Few cars were plying the streets of San Jose. Most shops were closed. Near the churches and polling stations were the cars mostly concentrated and parked that day. Most Cantones (Towns) in Costa Rica have their church, government hall, school, and plaza near each others’ location.


Polling stations were inside the schools. Outside the schools, there were the unmistakable booths of the two sides, YES and NO camps. Vendors of campaign paraphernalias, drinks and snacks were stationed near the school. People were free to express their stance on the issue by wearing campaign T-shirts, pins, caps, and henna tattoos on their faces and bellies. Voters came at the polling stations with their kids and family. I saw children and young people playing with football inside the school or simply running and playing around. People were greeting each other left and right and exchanging pleasantries, causing narrow hallways congested with people. It was a festive and jovial atmosphere.


Notably prior to the election date, I witnessed a huge gathering of those who opposed TLC at downtown San Jose. It was estimated that more than 100,000 people were in attendance – the biggest assembly in a country of more than 4 million people. Sea of people poured in the main street of San Jose wearing the flag colors. Music was coming from loud speakers and also from drum and bugle corps, and people were just bouncing to the rhythm of the music. Vendors were selling souvenirs and food. It was a festival. Yet it was also a protest against TLC. During speeches, people were attentive and applauded intermittent instances with the deafening chant of NO T-L-C which sent emotions high. I felt it when my heartbeat pumped rapidly; my bones felt weak; and sudden coldness breezed causing a certain tightness on my skin.


When voting, people had to look at their names on the list of voters posted outside a polling room. Each list had a maximum number of voters of 700. Only three voters at a time were allowed inside the room. Inside a polling room, voters presented their national ID or “cedula” with pictures. Then, they got a ballot and filled that ballot with their choice.


With my little Spanish, I was able to chat with one voter outside a school. I asked him if he lives near the polling station. The man said that his place is far, but he was waiting for a bus commissioned by the Electoral Tribunal to fetch and pick voters from far places. Incidentally, I saw a bus coming with a Si (Yes) posters infront of it and on the sides. The man got inside the bus and waved at me when he got his seat.


After visiting three schools, we decided to go to the office of the Electoral Tribunal. Inside, we saw a hundred people queuing either to have their new cedula or renew it.


In the evening, we were invited to the announcement of a preliminary result at the Electoral Tribunal office. Outside the building, there were about 20 young people who were shouting NO T-L-C. People inside the building were unmindful of what was going on outside. At 9 PM, the tribunal announced that the Si (YES) was leading the No by a slim margin of 51.6% to 48.4% of nearly 60% turn out. To make it binding, the referendum is required to have at least 40% turn out.

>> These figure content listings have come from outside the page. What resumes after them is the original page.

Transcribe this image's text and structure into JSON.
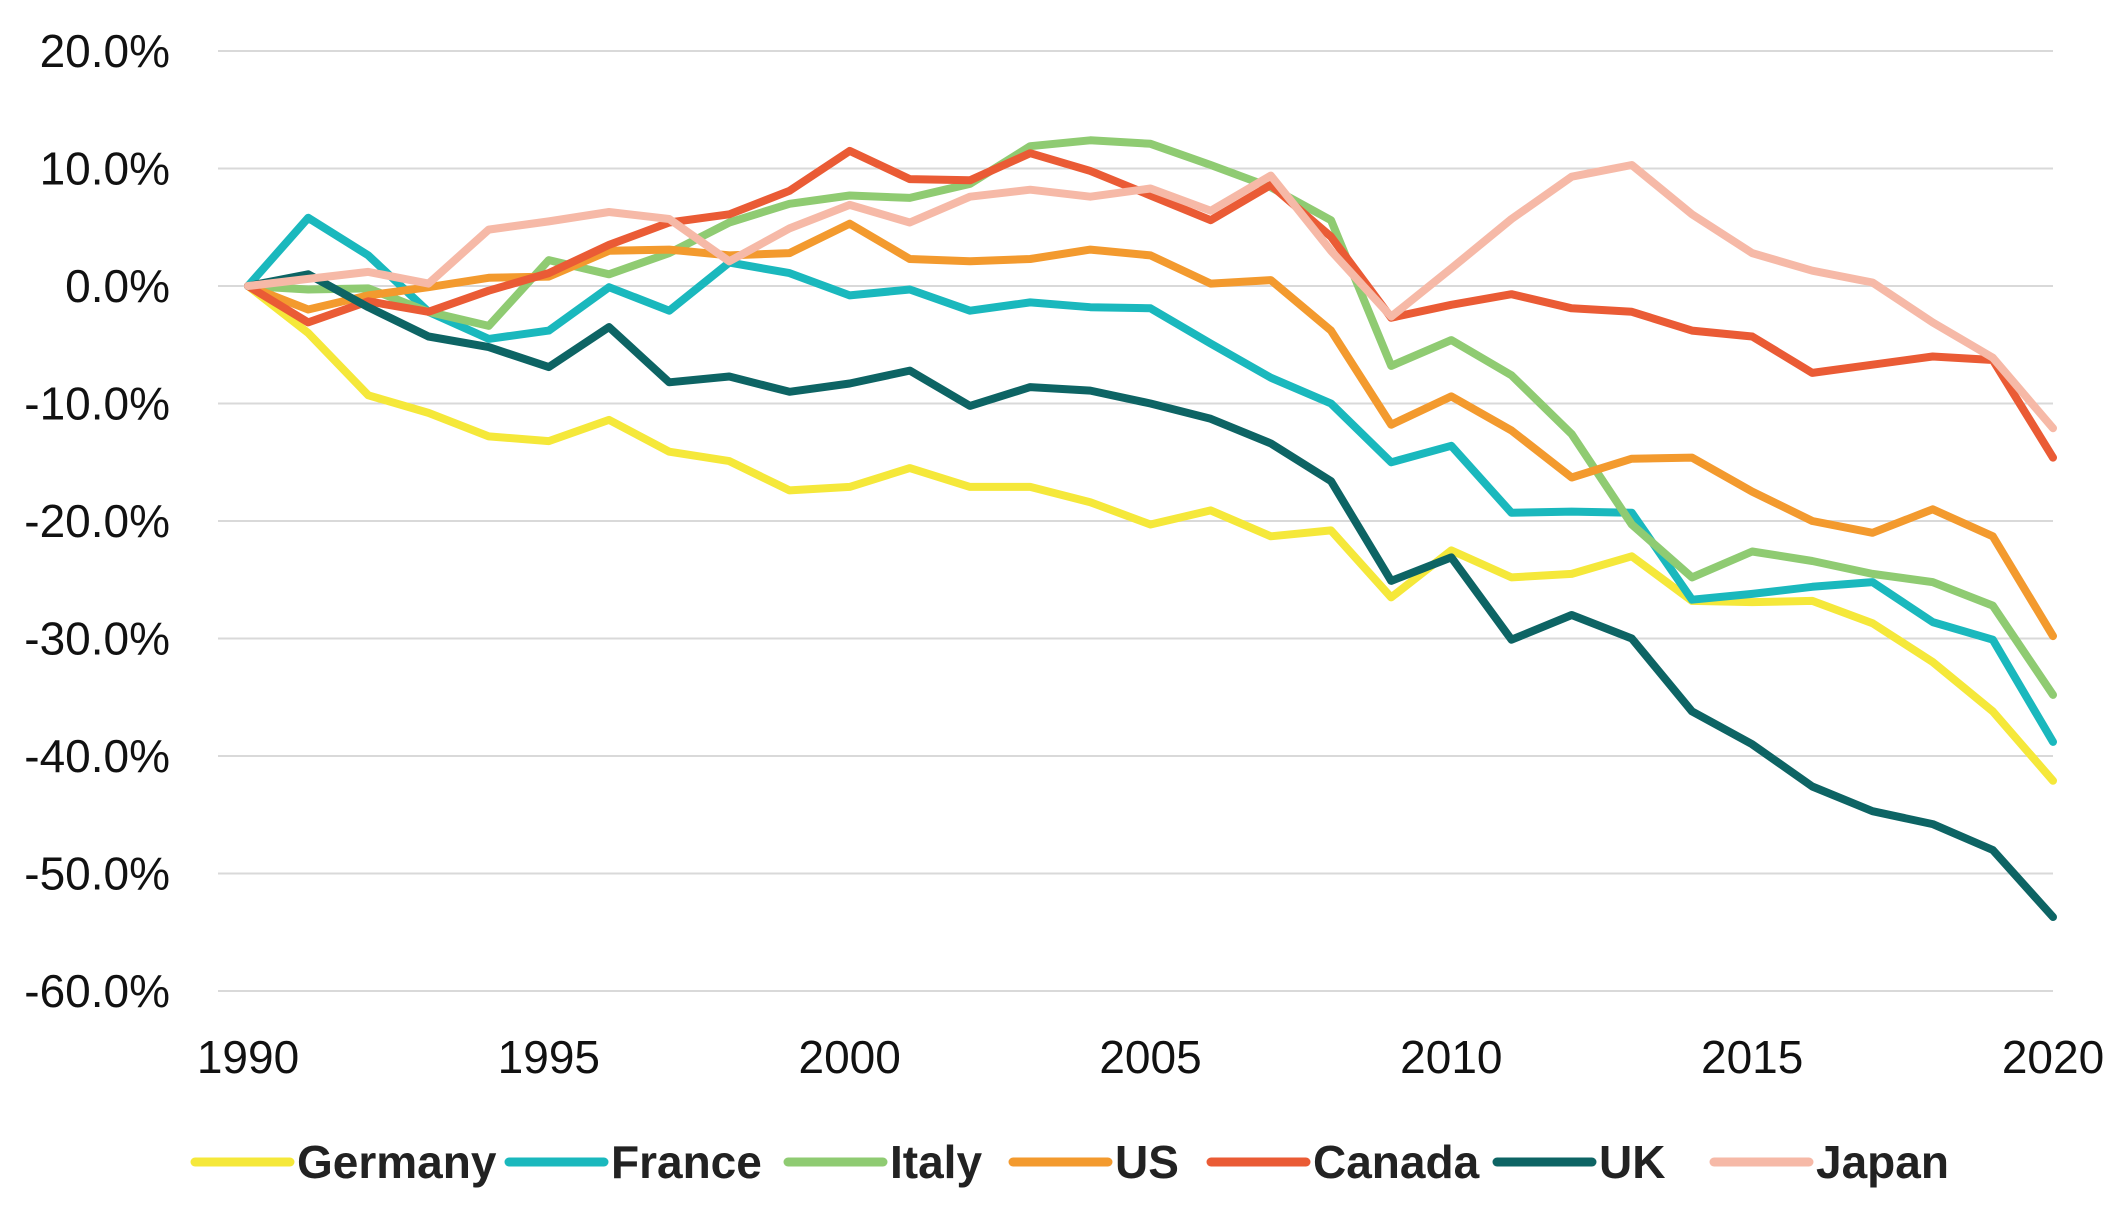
{
  "chart_data": {
    "type": "line",
    "x": [
      1990,
      1991,
      1992,
      1993,
      1994,
      1995,
      1996,
      1997,
      1998,
      1999,
      2000,
      2001,
      2002,
      2003,
      2004,
      2005,
      2006,
      2007,
      2008,
      2009,
      2010,
      2011,
      2012,
      2013,
      2014,
      2015,
      2016,
      2017,
      2018,
      2019,
      2020
    ],
    "xticks": [
      1990,
      1995,
      2000,
      2005,
      2010,
      2015,
      2020
    ],
    "xtick_labels": [
      "1990",
      "1995",
      "2000",
      "2005",
      "2010",
      "2015",
      "2020"
    ],
    "xlim": [
      1990,
      2020
    ],
    "yticks": [
      20,
      10,
      0,
      -10,
      -20,
      -30,
      -40,
      -50,
      -60
    ],
    "ytick_labels": [
      "20.0%",
      "10.0%",
      "0.0%",
      "-10.0%",
      "-20.0%",
      "-30.0%",
      "-40.0%",
      "-50.0%",
      "-60.0%"
    ],
    "ylim": [
      -60,
      20
    ],
    "grid": true,
    "legend_position": "bottom",
    "series": [
      {
        "name": "Germany",
        "color": "#f5e83a",
        "values": [
          0,
          -4,
          -9.3,
          -10.8,
          -12.8,
          -13.2,
          -11.4,
          -14.1,
          -14.9,
          -17.4,
          -17.1,
          -15.5,
          -17.1,
          -17.1,
          -18.4,
          -20.3,
          -19.1,
          -21.3,
          -20.8,
          -26.5,
          -22.5,
          -24.8,
          -24.5,
          -23,
          -26.8,
          -26.9,
          -26.8,
          -28.7,
          -32,
          -36.2,
          -42.1
        ]
      },
      {
        "name": "France",
        "color": "#1ab8bd",
        "values": [
          0,
          5.8,
          2.6,
          -2.2,
          -4.5,
          -3.8,
          -0.1,
          -2.1,
          2,
          1.1,
          -0.8,
          -0.3,
          -2.1,
          -1.4,
          -1.8,
          -1.9,
          -4.9,
          -7.8,
          -10,
          -15,
          -13.6,
          -19.3,
          -19.2,
          -19.3,
          -26.7,
          -26.2,
          -25.6,
          -25.2,
          -28.6,
          -30.1,
          -38.8
        ]
      },
      {
        "name": "Italy",
        "color": "#8fcb72",
        "values": [
          0,
          -0.3,
          -0.2,
          -2.2,
          -3.4,
          2.2,
          1,
          2.8,
          5.4,
          7,
          7.7,
          7.5,
          8.7,
          11.9,
          12.4,
          12.1,
          10.3,
          8.4,
          5.6,
          -6.8,
          -4.6,
          -7.6,
          -12.6,
          -20.3,
          -24.8,
          -22.6,
          -23.4,
          -24.5,
          -25.2,
          -27.2,
          -34.8
        ]
      },
      {
        "name": "US",
        "color": "#f39a2e",
        "values": [
          0,
          -2,
          -0.8,
          -0.1,
          0.7,
          0.8,
          3,
          3.1,
          2.6,
          2.8,
          5.3,
          2.3,
          2.1,
          2.3,
          3.1,
          2.6,
          0.2,
          0.5,
          -3.8,
          -11.8,
          -9.4,
          -12.3,
          -16.3,
          -14.7,
          -14.6,
          -17.5,
          -20,
          -21,
          -19,
          -21.3,
          -29.8
        ]
      },
      {
        "name": "Canada",
        "color": "#ea5b35",
        "values": [
          0,
          -3.1,
          -1.3,
          -2.2,
          -0.4,
          1.1,
          3.5,
          5.4,
          6.1,
          8.1,
          11.5,
          9.1,
          9,
          11.3,
          9.8,
          7.7,
          5.6,
          8.6,
          4.2,
          -2.7,
          -1.6,
          -0.7,
          -1.9,
          -2.2,
          -3.8,
          -4.3,
          -7.4,
          -6.7,
          -6,
          -6.3,
          -14.6
        ]
      },
      {
        "name": "UK",
        "color": "#0d6464",
        "values": [
          0,
          1,
          -1.8,
          -4.3,
          -5.2,
          -6.9,
          -3.5,
          -8.2,
          -7.7,
          -9,
          -8.3,
          -7.2,
          -10.2,
          -8.6,
          -8.9,
          -10,
          -11.3,
          -13.4,
          -16.6,
          -25.1,
          -23.1,
          -30.1,
          -28,
          -30,
          -36.2,
          -39,
          -42.6,
          -44.7,
          -45.8,
          -48,
          -53.7
        ]
      },
      {
        "name": "Japan",
        "color": "#f6b9a7",
        "values": [
          0,
          0.6,
          1.2,
          0.2,
          4.8,
          5.5,
          6.3,
          5.7,
          2.1,
          4.9,
          6.9,
          5.4,
          7.6,
          8.2,
          7.6,
          8.3,
          6.4,
          9.4,
          3,
          -2.6,
          1.5,
          5.7,
          9.3,
          10.3,
          6.1,
          2.8,
          1.3,
          0.3,
          -3.1,
          -6.1,
          -12.1
        ]
      }
    ]
  }
}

There was an immediate celebration of the Yes camp at the La Sabana Park while there were also some reports of disturbances like burning of posters and street signs in the city by unidentified people. But no killings related to the referendum were reported.


The president of the country and a Nobel Peace Laureate, Oscar Arias, called on the No camp for reconciliation. However, some people in the No camp rejected this and cited electoral fraud and anomalies.


            To be part of this political exercise in a foreign country especially in Costa Rica was quite an experience. I saw a fair, peaceful, and orderly election. It was what Costarincces take pride on what they have become and what they could offer to the world, aside from their abolition of their army.